[Footnote 35: The manuscript of this sermon still exists. The sermon is very simple, scriptural, and earnest, in the style of Bishop Ryle, or of Mr. Moody.]
It was not till the 8th of June that he left the Cape. His wagon was loaded to double the usual weight from his good nature in taking everybody’s packages. His oxen were lean, and he was too poor to provide better. He reached Griqua Town on the 15th August, and Kuruman a fortnight later. Many things had occasioned unexpected delay, and the last crowning detention was caused by the breaking down of a wheel. It turned out, however, that these delays were probably the means of saving his life. Had they not occurred he would have reached Kolobeng in August. But this was the very time when the commando of the Boers, numbering 600 colonists and many natives besides, were busy with the work of death and destruction. Had he been at Kolobeng, Pretorius would probably have executed his threat of killing him; at the least he would have been deprived of all the property that he carried with him, and his projected enterprise would have been brought to an end.

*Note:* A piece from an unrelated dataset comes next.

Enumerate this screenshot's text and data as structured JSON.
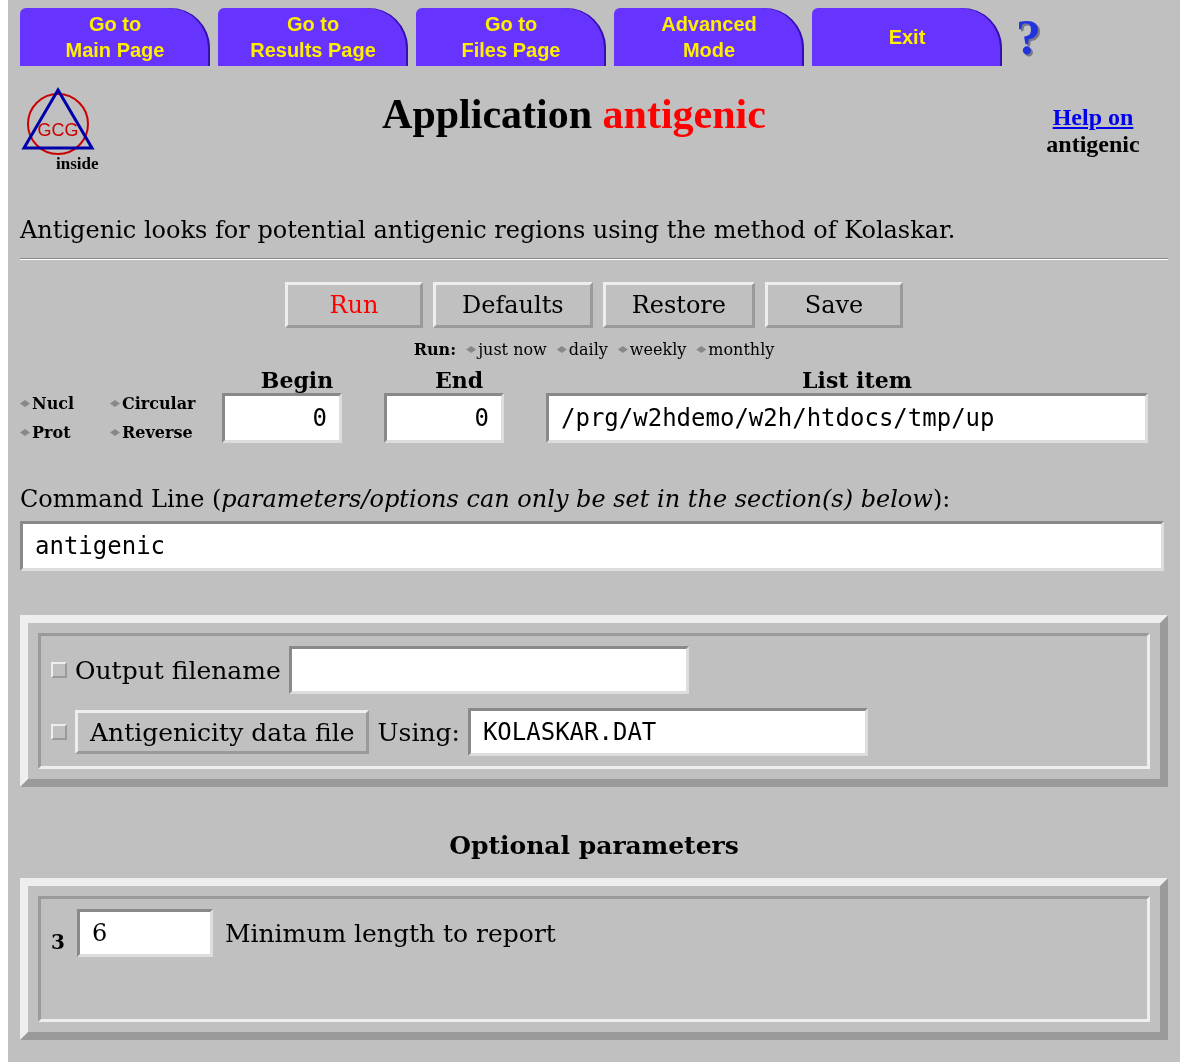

In a letter to his wife, Livingstone gives full details of the horrible outrage perpetrated shortly before by the Boers at Kolobeng:
“Kuruman, 20th September, 1852.—Along with this I send you a long letter; this I write in order to give you the latest news. The Boers gutted our house at Kolobeng; they brought four wagons down and took away sofa, table, bed, all the crockery, your desk (I hope it had nothing in it—Have you the letters?), smashed the wooden chairs, took away the iron ones, tore out the leaves of all the books, and scattered them in front of the house, smashed the bottles containing medicines, windows, oven-door, took away the smith-bellows, anvil, all the tools,—in fact everything worth taking; three corn-mills, a bag of coffee, for which I paid six pounds, and lots of coffee, tea, and sugar, which the gentlemen who went to the north left; took all our cattle and Paul’s and Mebalwe’s. They then went up to Limauee, went to church morning and afternoon, and heard Mebalwe preach! After the second service they told Sechele that they had come to fight, because he allowed Englishmen to proceed to the North, though they had repeatedly ordered him not to do so. He replied that he was a man of peace, that he could not molest Englishmen, because they had never done him any harm, and always treated him well. In the morning they commenced firing on the town with swivels, and set fire to it. The heat forced some of the women to flee, the men to huddle together on the small hill in the middle of the town; the smoke prevented them seeing the Boers, and the cannon killed many, sixty (60) Bakwains. The Boers then came near to kill and destroy them all, but the Bakwains killed thirty-five (35), and many horses. They fought the whole day, but the Boers could not dislodge them.